Almost all my emails, phone conversations and public drinks were of little interest to both parties and seemed to be exercises in futility.
This evening was a bit different, however. I found myself waiting in a quiet atmospheric drinking establishment in Center City, Philadelphia. It was to be the 3rd in a series of different women brought to me by my work on Match. com. Like the other two, she was vetted by emails and lengthy phone conversations.

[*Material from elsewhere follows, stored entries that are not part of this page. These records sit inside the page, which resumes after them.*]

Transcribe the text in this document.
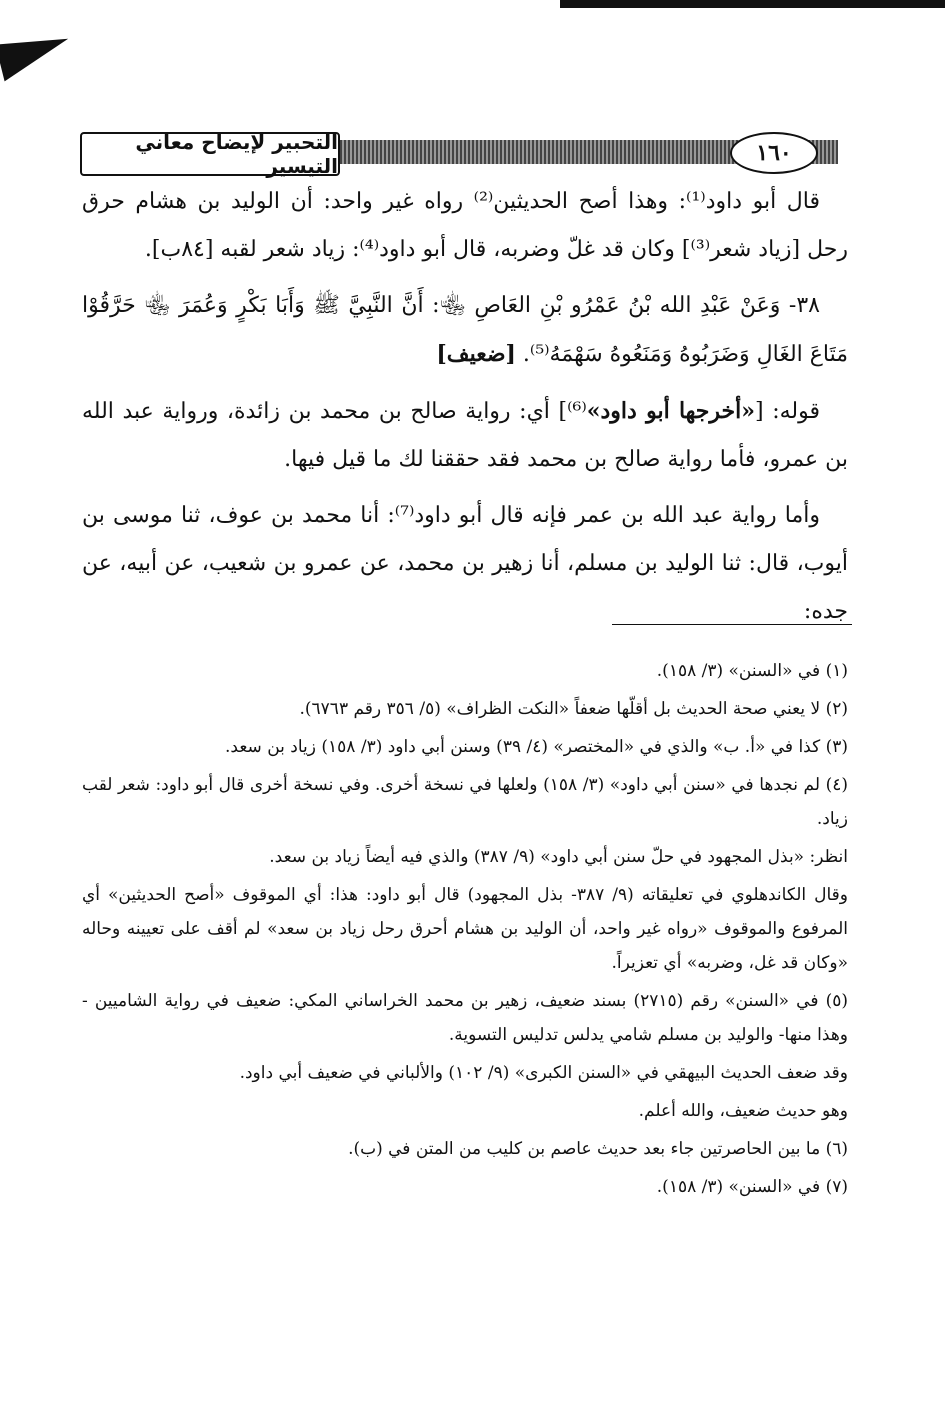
التحبير لإيضاح معاني التيسير	١٦٠

قال أبو داود⁽¹⁾: وهذا أصح الحديثين⁽²⁾ رواه غير واحد: أن الوليد بن هشام حرق رحل [زياد شعر⁽³⁾] وكان قد غلّ وضربه، قال أبو داود⁽⁴⁾: زياد شعر لقبه [٨٤ب].

٣٨- وَعَنْ عَبْدِ الله بْنُ عَمْرُو بْنِ العَاصِ ﵄: أَنَّ النَّبِيَّ ﷺ وَأَبَا بَكْرٍ وَعُمَرَ ﵄ حَرَّقُوْا مَتَاعَ الغَالِ وَضَرَبُوهُ وَمَنَعُوهُ سَهْمَهُ⁽⁵⁾. [ضعيف]

قوله: [«أخرجها أبو داود»⁽⁶⁾] أي: رواية صالح بن محمد بن زائدة، ورواية عبد الله بن عمرو، فأما رواية صالح بن محمد فقد حققنا لك ما قيل فيها.

وأما رواية عبد الله بن عمر فإنه قال أبو داود⁽⁷⁾: أنا محمد بن عوف، ثنا موسى بن أيوب، قال: ثنا الوليد بن مسلم، أنا زهير بن محمد، عن عمرو بن شعيب، عن أبيه، عن جده:

(١) في «السنن» (٣/ ١٥٨).

(٢) لا يعني صحة الحديث بل أقلّها ضعفاً «النكت الظراف» (٥/ ٣٥٦ رقم ٦٧٦٣).

(٣) كذا في «أ. ب» والذي في «المختصر» (٤/ ٣٩) وسنن أبي داود (٣/ ١٥٨) زياد بن سعد.

(٤) لم نجدها في «سنن أبي داود» (٣/ ١٥٨) ولعلها في نسخة أخرى. وفي نسخة أخرى قال أبو داود: شعر لقب زياد.

انظر: «بذل المجهود في حلّ سنن أبي داود» (٩/ ٣٨٧) والذي فيه أيضاً زياد بن سعد.

وقال الكاندهلوي في تعليقاته (٩/ ٣٨٧- بذل المجهود) قال أبو داود: هذا: أي الموقوف «أصح الحديثين» أي المرفوع والموقوف «رواه غير واحد، أن الوليد بن هشام أحرق رحل زياد بن سعد» لم أقف على تعيينه وحاله «وكان قد غل، وضربه» أي تعزيراً.

(٥) في «السنن» رقم (٢٧١٥) بسند ضعيف، زهير بن محمد الخراساني المكي: ضعيف في رواية الشاميين - وهذا منها- والوليد بن مسلم شامي يدلس تدليس التسوية.

وقد ضعف الحديث البيهقي في «السنن الكبرى» (٩/ ١٠٢) والألباني في ضعيف أبي داود.

وهو حديث ضعيف، والله أعلم.

(٦) ما بين الحاصرتين جاء بعد حديث عاصم بن كليب من المتن في (ب).

(٧) في «السنن» (٣/ ١٥٨).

After about a 15 minute wait if I’m not 15 minutes early for an appointment — I’m late she entered. This was always an exciting part. A University of Pennsylvania study shows the both men and women make the decision within 3 seconds after meeting as to whether a member of the opposite sex is relationship worthy.
I felt good about this one. Almost an intuitive familiarity made me feel like I’ve known this woman in another time. After a couple of drinks my belief grew stronger that she and I connected before. Another dimension? I think I’ve talked to her before the Match date. She’s a older, some gray streaks; conversationally , more mature with career, divorce and a couple of kids in her resume. But where? How? Who?
After about an hour of drinks and getting acquainted conversation, my Match. com date excused herself to the ladies room.
I sat by the bar, wracking my brain to find answers to my feeling that somehow somewhere we’ve met. After close to 20 minutes of Match. com being in the ladies room my events oriented memory kicked in. GOT IT: approximately 15 years before our date I leased an apartment to her. She was a non-traditional graduate student going to Temple at the time.
As a lessee, my Match.com date was less than the ideal woman she seemed to be on Match. She surreptitiously vacated her apartment with 3 months to go on her lease owing $1800 to my recollection. Even more irksome she left a mattress full of bed bugs.
I paid the bar bill bringing her tab up to $1812.50 and quietly departed.
I always wondered if Match. com had not recognized me earlier in the evening; before I recognized her. Maybe, slipped out the back door of the bar instead of going to the ladies room.